The next time a smoker bemoans the lack of places to light up, tell them it could be worse. They could be living in Bhutan, a landlocked Buddhist kingdom that's aiming to become the world's first tobacco-free nation.
In the capital, Thimphu, nicotine addicts aren't feeling the pinch yet. But elsewhere in the country, smokers are a vanishing breed: 19 of 20 districts have already banned the leaf, often on religious grounds, as Buddhists here consider smoking to be a sin.
Health officials are now laying the groundwork for Thimphu to follow suit next year. If they succeed, it will be illegal to sell tobacco products, and Bhutanese smokers will be fined if caught in public. "It's not just about banning tobacco; we have to provide support services. If people want to give [it] up, we will help them," says Sangay Thinley, secretary of the Ministry of Health.
The antismoking drive is another sign, if one were needed, of how tiny Bhutan ploughs a different course from its Asian neighbors. At the same time, it has sparked a public debate over whether the country's gradual steps toward democracy should mean a more laissez-faire attitude to private vices like smoking. Others ask if alcohol would be a better target, given the dangers of drunk driving on the nation's treacherous mountain roads.
After centuries of isolation, Bhutan began a modernization push in the 1960s that has brought roads, schools, and hospitals to its far-flung mountain valleys. But the country hasn't chased fast-growth development: aid money is carefully allocated or simply refused if projects don't meet national development objectives.
The result is the world's poorest welfare state. Villagers whose rhythms are dictated by subsistence crops and religious ceremonies receive free education and healthcare, including treatment in India and Thailand for illnesses that Thimphu's general hospital can't cure. Abundant hydroelectric power is carried to remote towns free of charge. And landless peasants can petition King Jigme Singye Wangchuck for five acres of vacant land to farm.
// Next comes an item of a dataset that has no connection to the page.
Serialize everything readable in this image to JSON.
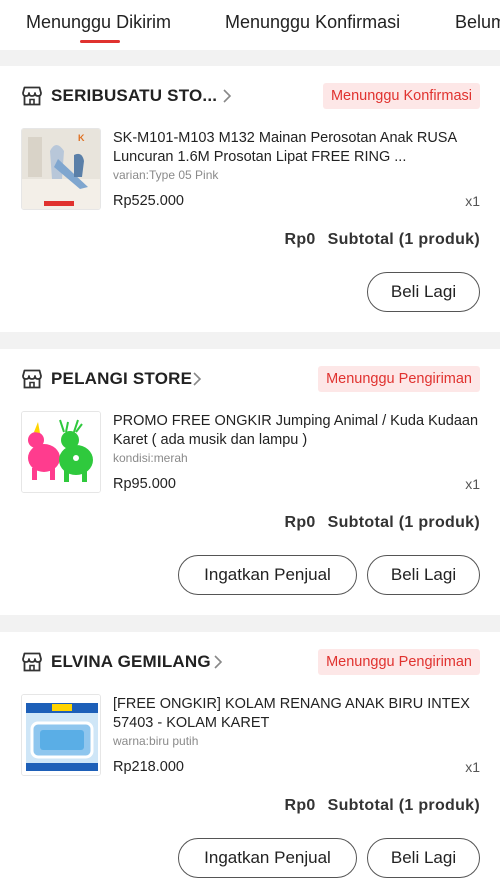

Part of the secret lies in Bhutan's diplomatic deference to India, which trains its Army, digs its roads, and helps pay the bills. Bhutan also wins praise for clean government and thrifty policies that have raised living standards without tearing the social fabric that binds its mostly rural population of 700,000 people. In a region where conflict often festers between the cracks in economic growth, Bhutan exhibits an almost holy glow of self-satisfaction that belies its puny per capita income of under $700.
But modern imports, in particular the arrival of television in 1999, have opened the door to new lifestyles. So while some of Bhutan's 2,600 health workers are busy teaching villagers about basic hygiene and nutrition, others are prodding urban folk to put down their remote controls and play sports. Then there's smoking, a social habit that hooks teenagers chasing the cool appeal of Indian TV stars.
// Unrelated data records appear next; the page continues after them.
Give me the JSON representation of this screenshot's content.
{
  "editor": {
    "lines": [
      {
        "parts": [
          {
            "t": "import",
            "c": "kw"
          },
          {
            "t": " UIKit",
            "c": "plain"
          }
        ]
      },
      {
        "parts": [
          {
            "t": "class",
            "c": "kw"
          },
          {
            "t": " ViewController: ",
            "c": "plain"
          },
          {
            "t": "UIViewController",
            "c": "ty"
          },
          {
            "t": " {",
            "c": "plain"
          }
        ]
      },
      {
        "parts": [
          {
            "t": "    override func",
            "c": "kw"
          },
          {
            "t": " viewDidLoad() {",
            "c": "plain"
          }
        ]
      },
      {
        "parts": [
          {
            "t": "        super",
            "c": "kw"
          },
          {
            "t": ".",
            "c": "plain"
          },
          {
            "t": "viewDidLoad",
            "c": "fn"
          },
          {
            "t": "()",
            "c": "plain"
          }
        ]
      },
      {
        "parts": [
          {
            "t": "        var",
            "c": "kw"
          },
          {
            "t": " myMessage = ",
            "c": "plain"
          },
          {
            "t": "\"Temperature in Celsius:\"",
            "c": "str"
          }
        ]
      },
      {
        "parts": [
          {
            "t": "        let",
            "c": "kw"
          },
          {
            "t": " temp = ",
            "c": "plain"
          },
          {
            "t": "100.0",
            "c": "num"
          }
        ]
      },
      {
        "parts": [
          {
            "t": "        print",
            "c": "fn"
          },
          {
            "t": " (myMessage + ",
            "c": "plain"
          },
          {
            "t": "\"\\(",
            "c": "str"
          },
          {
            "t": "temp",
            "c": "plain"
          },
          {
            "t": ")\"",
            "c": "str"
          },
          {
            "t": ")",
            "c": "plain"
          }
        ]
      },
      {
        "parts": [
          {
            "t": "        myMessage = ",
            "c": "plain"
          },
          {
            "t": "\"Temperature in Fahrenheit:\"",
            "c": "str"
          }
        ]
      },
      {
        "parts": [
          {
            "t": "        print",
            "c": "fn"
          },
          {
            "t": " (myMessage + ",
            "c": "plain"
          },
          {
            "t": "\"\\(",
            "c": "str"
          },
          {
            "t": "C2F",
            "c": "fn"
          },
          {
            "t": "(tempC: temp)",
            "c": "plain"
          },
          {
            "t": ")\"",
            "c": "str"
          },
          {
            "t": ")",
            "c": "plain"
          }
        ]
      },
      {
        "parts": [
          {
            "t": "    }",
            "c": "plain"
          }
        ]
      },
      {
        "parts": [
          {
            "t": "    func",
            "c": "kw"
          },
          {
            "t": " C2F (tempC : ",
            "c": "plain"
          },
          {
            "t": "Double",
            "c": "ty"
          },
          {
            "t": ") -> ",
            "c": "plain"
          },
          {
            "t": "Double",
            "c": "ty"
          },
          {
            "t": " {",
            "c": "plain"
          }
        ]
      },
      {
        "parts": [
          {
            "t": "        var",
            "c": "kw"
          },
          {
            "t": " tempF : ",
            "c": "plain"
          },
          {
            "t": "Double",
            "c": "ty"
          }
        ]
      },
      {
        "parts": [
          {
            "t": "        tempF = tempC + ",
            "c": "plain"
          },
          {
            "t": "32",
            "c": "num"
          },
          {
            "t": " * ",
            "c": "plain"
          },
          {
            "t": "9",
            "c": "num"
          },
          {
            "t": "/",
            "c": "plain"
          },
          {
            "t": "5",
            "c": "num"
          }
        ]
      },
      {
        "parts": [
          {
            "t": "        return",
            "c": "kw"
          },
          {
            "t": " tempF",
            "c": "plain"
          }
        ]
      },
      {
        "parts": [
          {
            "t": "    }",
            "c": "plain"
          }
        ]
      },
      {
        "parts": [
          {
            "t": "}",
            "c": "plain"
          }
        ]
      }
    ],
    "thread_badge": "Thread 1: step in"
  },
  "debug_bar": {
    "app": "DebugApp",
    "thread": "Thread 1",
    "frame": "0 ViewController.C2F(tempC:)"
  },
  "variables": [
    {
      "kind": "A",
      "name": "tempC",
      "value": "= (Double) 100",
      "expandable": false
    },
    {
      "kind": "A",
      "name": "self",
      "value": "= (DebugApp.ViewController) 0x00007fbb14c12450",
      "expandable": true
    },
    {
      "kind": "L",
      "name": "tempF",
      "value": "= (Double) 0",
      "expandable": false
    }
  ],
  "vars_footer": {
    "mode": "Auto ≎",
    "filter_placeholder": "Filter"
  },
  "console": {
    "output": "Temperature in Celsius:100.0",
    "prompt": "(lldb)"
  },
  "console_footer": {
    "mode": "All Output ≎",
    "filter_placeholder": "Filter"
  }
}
Outside the capital, currently in the midst of a construction boom with an eye on Indian and Western tourists, smokers are few and far between. Those who refuse to quit can buy black-market cigarettes from India and smoke at home, though nosy neighbors have reportedly turned informants in some villages.
Health officials point out proudly that duty-free stores at Bhutan's airport and in the capital have stopped selling tobacco products. Smokers say they are forced to buy imported Indian cigarettes that cost more than 100 Indian rupees ($2) for the best brands. "I suppose I agree with the government that cigarettes are harmful, but for me the only effect is that I'm spending more," says a tour guide as he takes a puff in a backstreet bar in Thimphu.
Much of the smoking debate is being conducted in the national newspaper, the Kuensel, and its online forum. Managing editor Kinley Dorji, whose celebrity interviews have included Demi Moore, Mick Jagger, and Uma Thurman (though her father, a Buddhist scholar, is far more famous here) says he's been overwhelmed with mail on the subject.
This, he adds, is exactly what King Wangchuck wants to see: open debate and a willingness to scrutinize government policies. Bhutan is drawing up its first constitution that officials say will pave the way for the formation of political parties and increased public participation in the next few years.
"It's the king who's pushing democracy here," Mr. Dorji explains. "He's always saying that monarchy isn't a good form of government because it's dependent on one person. What Bhutan needs to survive in the future is a system, a strong system."
Not everyone is enamored of democratic reforms, though. Some fear that opening the door to political competition will undercut the nation's communal spirit, not to say its generous welfare handouts. A quick glance at the state of democracy in South Asian neighbors like Nepal, India, and Bangladesh isn't terribly comforting to Bhutanese voters, says Dorji. "We feel quite vulnerable here, tightly wedged between India and China.... We're a small society and we can't afford to be divided."